Opresidente Luiz Inácio Lula da Silva fez ontem, em discurso na Ilha de Marajó, o seu mais contundente ataque aos senadores da oposição que pretendem rejeitar a prorrogação da CPMF. Lula afirmou que a direita é impiedosa com seu governo, e advertiu que, se a CPMF for rejeitada na votação da semana que vem, vai convocar os governadores para visitarem as pessoas de casa em casa, explicando quem são os responsáveis "por deixar milhões de pessoas sem o benefício do programa Bolsa Família".

- Tenho quatro anos de experiência e já apanhei tudo o que tinha de apanhar, porque a direita não é mole. A esquerda é cheia de moralismo, não pode falar da família, não pode atacar... A direita não tem piedade, não tem piedade - reclamou Lula, introduzindo em seu discurso o tema da CPMF.

O presidente, então, disse que 76% do dinheiro destinado pelo governo ao programa Bolsa Família saem da arrecadação da CPMF, assim como 52% das verbas da saúde:

- Estão dizendo que vão votar contra achando que vão me prejudicar. Ana Júlia (governadora do Pará), temos de dizer em cada casa quem são os senadores responsáveis por deixar milhões de pessoas sem o benefício do programa. Temos de dizer claramente! Os deputados já votaram. Não é possível que alguém não tenha responsabilidade de saber que o governo não pode prescindir de R$40 bilhões (por ano).

Discurso em clima de campanha

Lula - que na oposição lutou contra a CPMF - disse, então, que os senadores estão contra um projeto que beneficia os pobres, mas não fariam o mesmo se estivesse em pauta um projeto a favor da elite do país:

- Se os senadores não tiverem juízo, votam contra. Se tiverem juízo, aprovam. E vamos dizer para o povo que, graças a eles, aprovamos recursos para ajudar os pobres. Porque, se fosse para ajudar os ricos, ninguém votava contra. Mas cada centavo para favorecer o pobre é uma guerra, é uma guerra.

Lula disse que hoje está "muito mais experiente e senhor da situação". Num outro recado a senadores de oposição, avisou:

- Não tem retorno. Esses três anos de mandato que faltam são para cuidar com mais carinho da educação e da saúde.

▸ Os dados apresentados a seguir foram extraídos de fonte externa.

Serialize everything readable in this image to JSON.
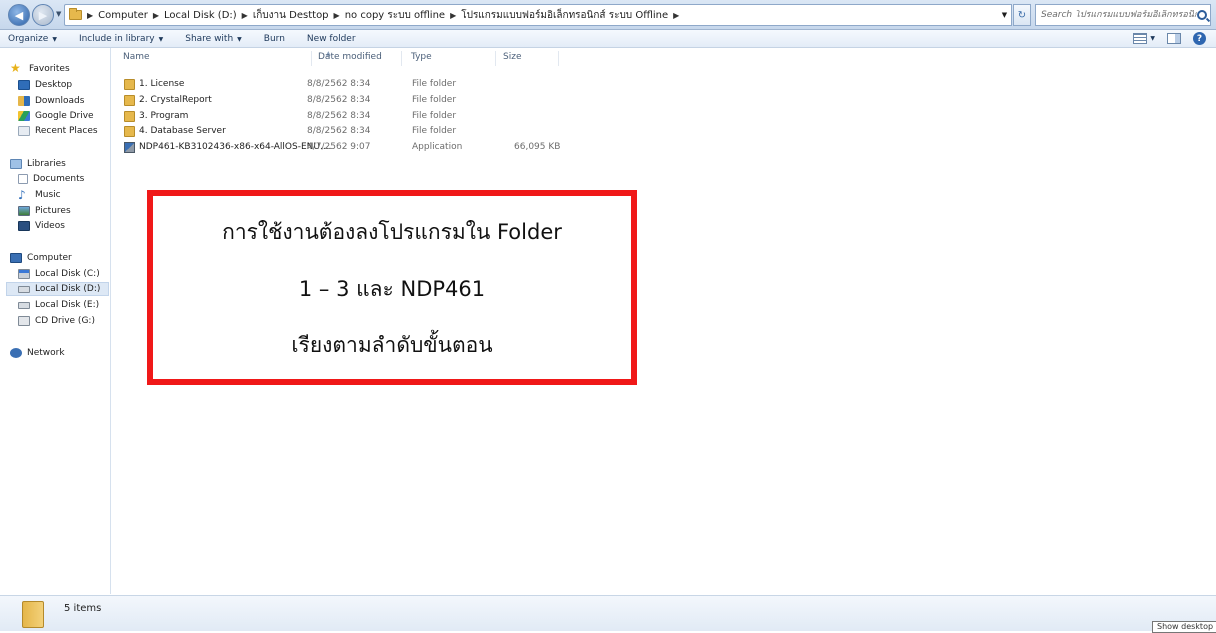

Só tenho mais três anos de mandato, e nesse período temos de resolver as pendengas que estão aí há três séculos.

Em clima de campanha eleitoral, diante de centenas de moradores de Breves convocados para participar da solenidade, o presidente iniciou a entrega de títulos de propriedade a famílias de ribeirinhos da Amazônia e anunciou a construção de um linhão da Eletronorte para levar energia elétrica à Ilha do Marajó, que até hoje tem apenas geradores a óleo diesel. Mulheres humildes foram escolhidas para subir ao palco e receber seus documentos das mãos do presidente. O palco estava repleto de ministros e políticos governistas, entre eles o deputado federal Paulo Rocha (PT-PA), denunciado por envolvimento no escândalo do mensalão.

Convidado para a solenidade, dom Alécio Sacardo, representante do bispo da Ilha de Marajó, dom José Luiz Ascona, dirigiu-se diretamente ao presidente e disse que precisava manifestar uma preocupação:

- Nós não queremos que nesse plano haja infiltração ou contágio da corrupção.

Lula discursou em seguida e não respondeu. Preferiu fazer um desagravo à governadora Ana Júlia Carepa (PT), que é alvo de críticas da oposição no estado, entre outros motivos pelo escândalo provocado pelo caso da menina de 15 anos que passou 20 dias presa com homens numa cela da delegacia de Abaetetuba e sofreu abusos sexuais. O presidente não mencionou especificamente o caso, mas defendeu a governadora:

- Tentam jogar nas costas dela (Ana Júlia) toda a desgraça que acontece neste estado. Querem que ela resolva em quatro meses o que precisa ser resolvido em quatro anos. Não podemos cair no canto da sereia da oposição - disse o presidente.

MP para distribuir bolsas para jovens

Em outra queixa sobre o Congresso, o presidente anunciou que está retirando da Câmara, por excessiva demora na tramitação, o programa que dá uma bolsa a 4,2 milhões de jovens entre 17 e 29 anos. O governo vai editar uma medida provisória para que o programa entre em execução:

- O projeto de lei não foi votado, e a cada mês que passar, ano que vem, estaremos deixando de aplicar dinheiro na juventude. Então, falei com o Arlindo Chinaglia: vamos retirar o projeto e mandar uma MP para que comece a valer a partir de janeiro.